Dan inilah sebuah kabar baik dalam pendidikan di Finlandia. Sekolah di Finlandia itu GRATIS. Sebab, pemerintah beranggapan bahwa memungut bayaran untuk pendidikan merupakan sebuah TINDAKAN KRIMINAL.  Dengan prinsip ini, semua anak di Finlandia tentu dapat menikmati pendidikan  tanpa harus terhambat biaya. Para orang tua bisa dengan tenang memasukkan anaknya ke sekolah karena tidak perlu memusingkan biaya. Nah nah nah... Bagaimana Indonesia ? setahu  saya, pendidikan masih sangat mahal dan sulit dijangkau rakyat kurang mampu. Pemerintah memang telah mengucurkan dana Bantuan Operasional Sekolah (BOS) serta mencanangkan  program Wajib Belajar 9 Tahun (Wa-Jar 9 Tahun) untuk tingkat Sekolah Dasar sampai Sekolah Menengah Pertama. Namun sayangnya, standar pendidikan tersebut masih sangat rendah. Bersekolah hanya sampai SMP  belum memenuhi kriteria. Ditambah lagi, pengawasan terhadap penggunaan dana BOS masih kurang ketat sehingga banyak sekolah yang dapat menyalahgunakannya.
So, How about our country, Indonesia ? tentunya Indonesia harus banyak belajar dari negara Finlandia. Boleh dibilang pendidikan Indonesia banyak cacatnya. Sekarang, silahkan membandingkan dan menyimpulkan sendiri. Tulisan ini saya buat bukan untuk menjelek-jelekkan pendidikan negeri sendiri. Saya mencintai Indonesia makanya saya ingin Indonesia memperbaiki diri dalam segala bidang, terutama pendidikan. Saya ingin Indonesia ada kemajuan dari hari ke hari makanya saya membuat semacam tulisan yang bernada sindiran/teguran. Berdiam diri saja tidak akan memberi solusi dalam menghadapi masalah. Saya tidak punya jabatan dan kekuasaan untuk mengubah sistem pendidikan di Indonesia. Saya menulis untuk menyampaikan aspirasi saya secara damai dan cerdas serta berharap orang-orang yang membacanya akan tersentuh dan menyatukan suara untuk berubah. Saya berharap ke depannya aspirasi ini didengar dan dilaksanakan. Bukankah kita negara demokrasi yang menjunjung tinggi kebebasan berpendapat dan beraspirasi ?

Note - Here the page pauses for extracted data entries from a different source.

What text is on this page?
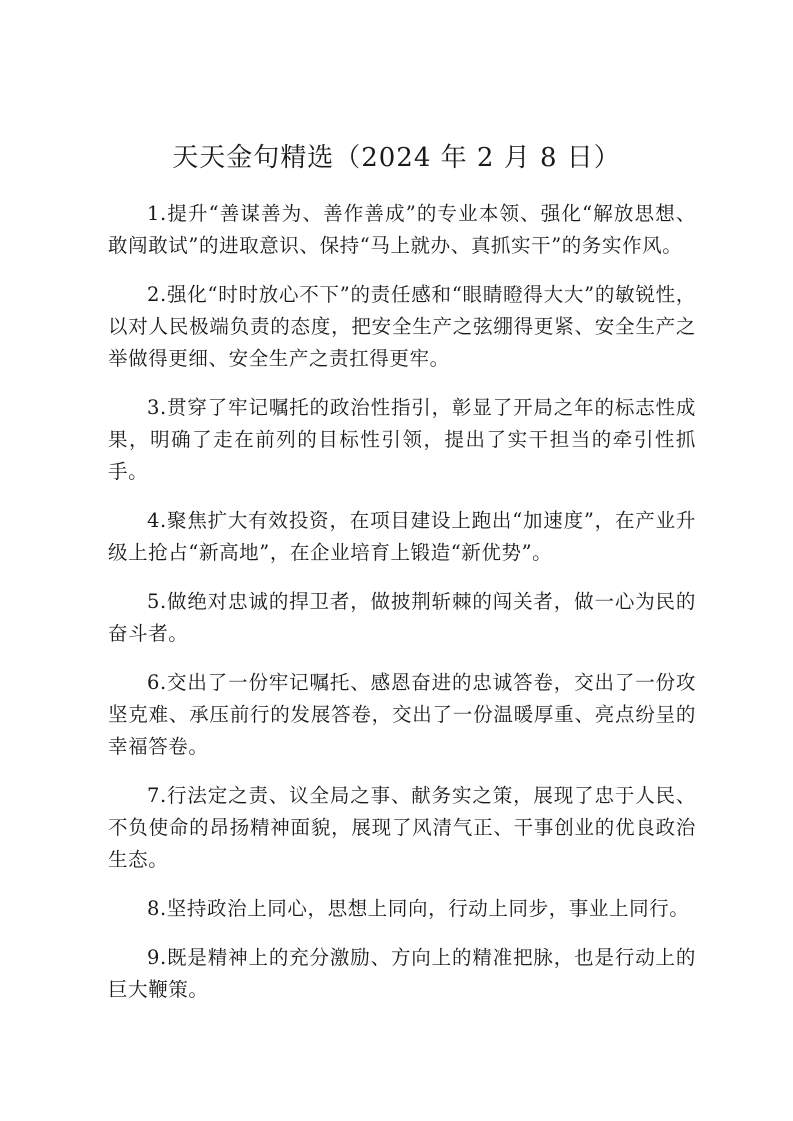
天天金句精选（2024 年 2 月 8 日）

1.提升“善谋善为、善作善成”的专业本领、强化“解放思想、敢闯敢试”的进取意识、保持“马上就办、真抓实干”的务实作风。

2.强化“时时放心不下”的责任感和“眼睛瞪得大大”的敏锐性，以对人民极端负责的态度，把安全生产之弦绷得更紧、安全生产之举做得更细、安全生产之责扛得更牢。

3.贯穿了牢记嘱托的政治性指引，彰显了开局之年的标志性成果，明确了走在前列的目标性引领，提出了实干担当的牵引性抓手。

4.聚焦扩大有效投资，在项目建设上跑出“加速度”，在产业升级上抢占“新高地”，在企业培育上锻造“新优势”。

5.做绝对忠诚的捍卫者，做披荆斩棘的闯关者，做一心为民的奋斗者。

6.交出了一份牢记嘱托、感恩奋进的忠诚答卷，交出了一份攻坚克难、承压前行的发展答卷，交出了一份温暖厚重、亮点纷呈的幸福答卷。

7.行法定之责、议全局之事、献务实之策，展现了忠于人民、不负使命的昂扬精神面貌，展现了风清气正、干事创业的优良政治生态。

8.坚持政治上同心，思想上同向，行动上同步，事业上同行。

9.既是精神上的充分激励、方向上的精准把脉，也是行动上的巨大鞭策。
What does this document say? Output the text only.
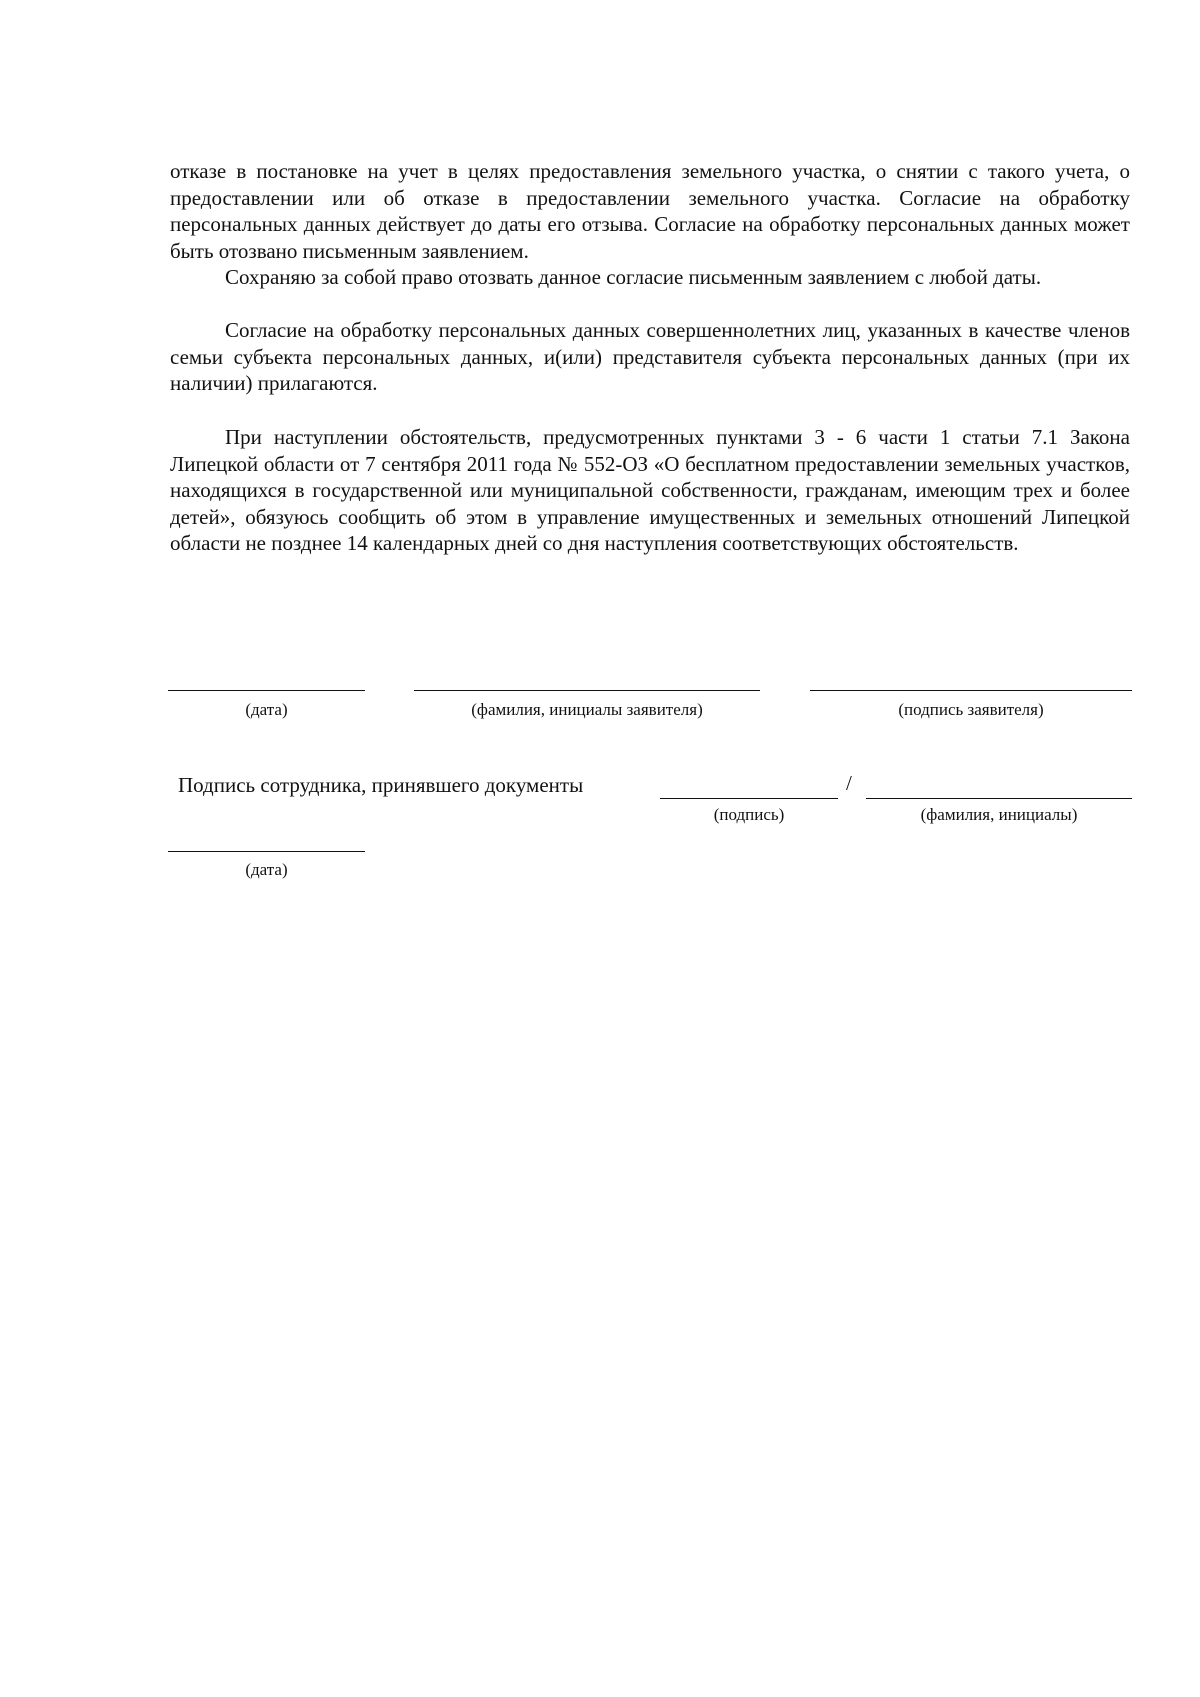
отказе в постановке на учет в целях предоставления земельного участка, о снятии с такого учета, о предоставлении или об отказе в предоставлении земельного участка. Согласие на обработку персональных данных действует до даты его отзыва. Согласие на обработку персональных данных может быть отозвано письменным заявлением.

Сохраняю за собой право отозвать данное согласие письменным заявлением с любой даты.

Согласие на обработку персональных данных совершеннолетних лиц, указанных в качестве членов семьи субъекта персональных данных, и(или) представителя субъекта персональных данных (при их наличии) прилагаются.

При наступлении обстоятельств, предусмотренных пунктами 3 - 6 части 1 статьи 7.1 Закона Липецкой области от 7 сентября 2011 года № 552-ОЗ «О бесплатном предоставлении земельных участков, находящихся в государственной или муниципальной собственности, гражданам, имеющим трех и более детей», обязуюсь сообщить об этом в управление имущественных и земельных отношений Липецкой области не позднее 14 календарных дней со дня наступления соответствующих обстоятельств.

(дата)	(фамилия, инициалы заявителя)	(подпись заявителя)
Подпись сотрудника, принявшего документы
(подпись)
/
(фамилия, инициалы)
(дата)
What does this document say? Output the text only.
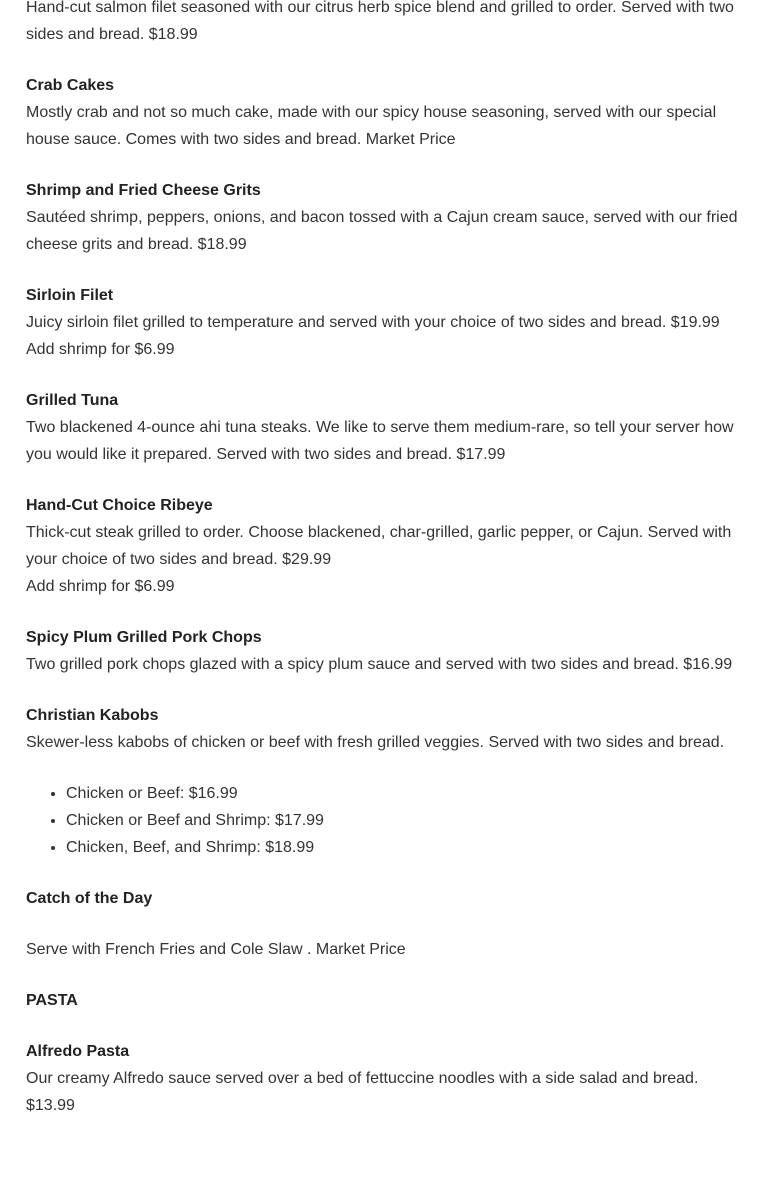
Hand-cut salmon filet seasoned with our citrus herb spice blend and grilled to order. Served with two sides and bread. $18.99

Crab Cakes

Mostly crab and not so much cake, made with our spicy house seasoning, served with our special house sauce. Comes with two sides and bread. Market Price

Shrimp and Fried Cheese Grits

Sautéed shrimp, peppers, onions, and bacon tossed with a Cajun cream sauce, served with our fried cheese grits and bread. $18.99

Sirloin Filet

Juicy sirloin filet grilled to temperature and served with your choice of two sides and bread. $19.99

Add shrimp for $6.99

Grilled Tuna

Two blackened 4-ounce ahi tuna steaks. We like to serve them medium-rare, so tell your server how you would like it prepared. Served with two sides and bread. $17.99

Hand-Cut Choice Ribeye

Thick-cut steak grilled to order. Choose blackened, char-grilled, garlic pepper, or Cajun. Served with your choice of two sides and bread. $29.99

Add shrimp for $6.99

Spicy Plum Grilled Pork Chops

Two grilled pork chops glazed with a spicy plum sauce and served with two sides and bread. $16.99

Christian Kabobs

Skewer-less kabobs of chicken or beef with fresh grilled veggies. Served with two sides and bread.

• Chicken or Beef: $16.99
• Chicken or Beef and Shrimp: $17.99
• Chicken, Beef, and Shrimp: $18.99

Catch of the Day

Serve with French Fries and Cole Slaw . Market Price

PASTA

Alfredo Pasta

Our creamy Alfredo sauce served over a bed of fettuccine noodles with a side salad and bread. $13.99
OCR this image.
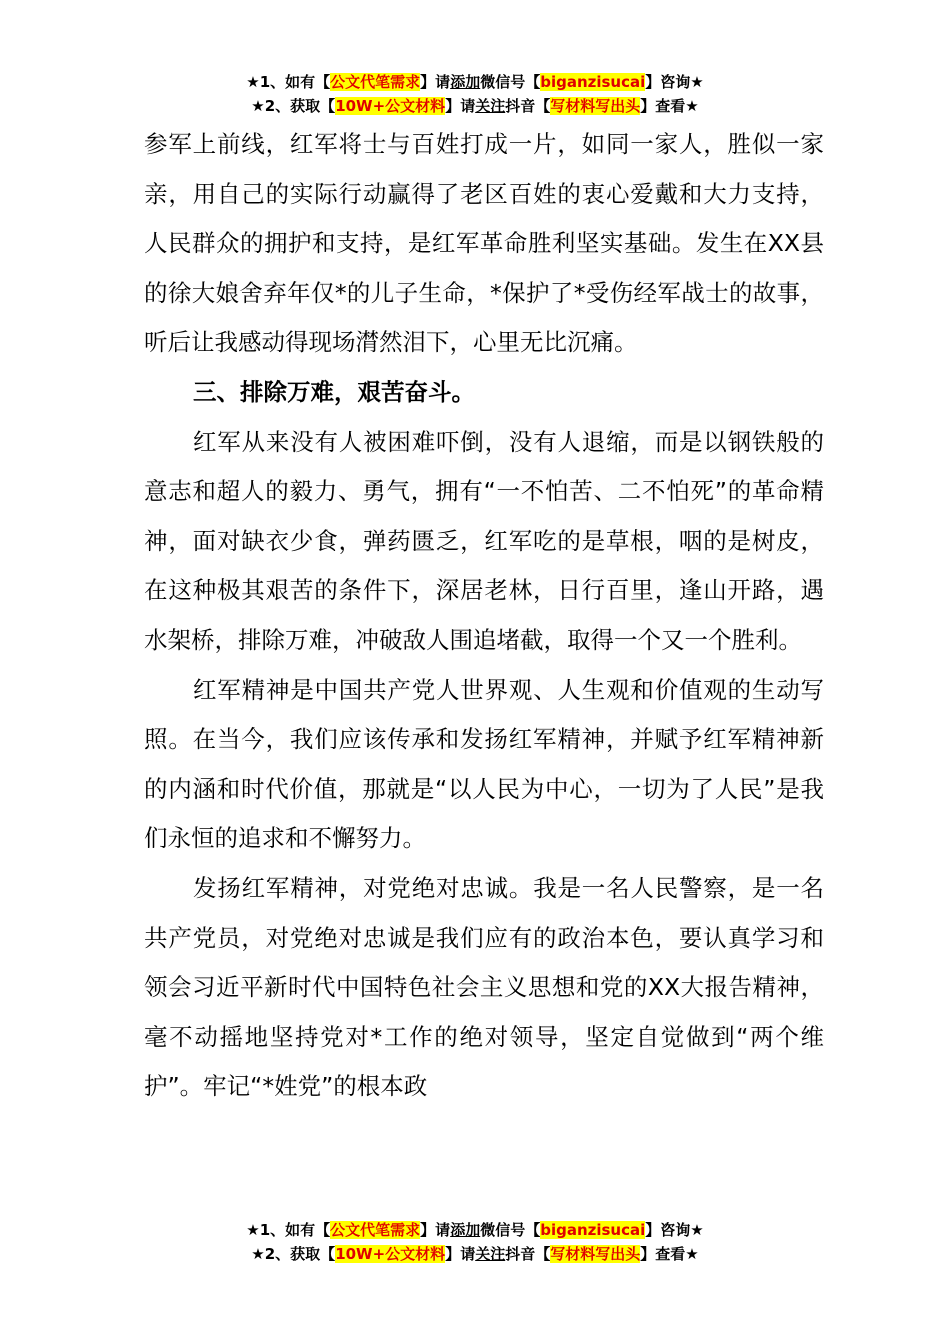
★1、如有【公文代笔需求】请添加微信号【biganzisucai】咨询★
★2、获取【10W+公文材料】请关注抖音【写材料写出头】查看★

参军上前线，红军将士与百姓打成一片，如同一家人，胜似一家亲，用自己的实际行动赢得了老区百姓的衷心爱戴和大力支持，人民群众的拥护和支持，是红军革命胜利坚实基础。发生在XX县的徐大娘舍弃年仅*的儿子生命，*保护了*受伤经军战士的故事，听后让我感动得现场潸然泪下，心里无比沉痛。

三、排除万难，艰苦奋斗。

红军从来没有人被困难吓倒，没有人退缩，而是以钢铁般的意志和超人的毅力、勇气，拥有“一不怕苦、二不怕死”的革命精神，面对缺衣少食，弹药匮乏，红军吃的是草根，咽的是树皮，在这种极其艰苦的条件下，深居老林，日行百里，逢山开路，遇水架桥，排除万难，冲破敌人围追堵截，取得一个又一个胜利。

红军精神是中国共产党人世界观、人生观和价值观的生动写照。在当今，我们应该传承和发扬红军精神，并赋予红军精神新的内涵和时代价值，那就是“以人民为中心，一切为了人民”是我们永恒的追求和不懈努力。

发扬红军精神，对党绝对忠诚。我是一名人民警察，是一名共产党员，对党绝对忠诚是我们应有的政治本色，要认真学习和领会习近平新时代中国特色社会主义思想和党的XX大报告精神，毫不动摇地坚持党对*工作的绝对领导，坚定自觉做到“两个维护”。牢记“*姓党”的根本政

★1、如有【公文代笔需求】请添加微信号【biganzisucai】咨询★
★2、获取【10W+公文材料】请关注抖音【写材料写出头】查看★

Terakhir, saya ingin rakyat dan  pemerintah secara bersama-sama saling membantu untuk berbenah diri. Perbaiki dulu pendidikan kita barulah kita bisa mengadakan Ujian Nasional. Jika UN dilaksanakan seperti ini, sebenarnya menimbulkan kesan bahwa pemerintah sendiri tidak percaya diri terhadap pendidikan yang ada. Buktinya, UN harus dilaksanakan dengan sangat ribet dengan usaha keras meminimalisir penyontekan. Jika pendidikan sudah maju, tanpa UN pun, Indonesia bisa melahirkan  lulusan-lulusan berpendidikan terbaik yang pernah ada. Hanya jika pendidikan kita sudah baik. So, mari berpikir mencari solusi. Tanpa ribut, tanpa kekerasan, tanpa anarkistis. Tunjukkan cara pelajar menyampaikan aspirasi dengan jalan yang anggun dan berpendidikan. Semoga aspirasi ini sampai ke telinga  pemerintah dan bisa terlaksana.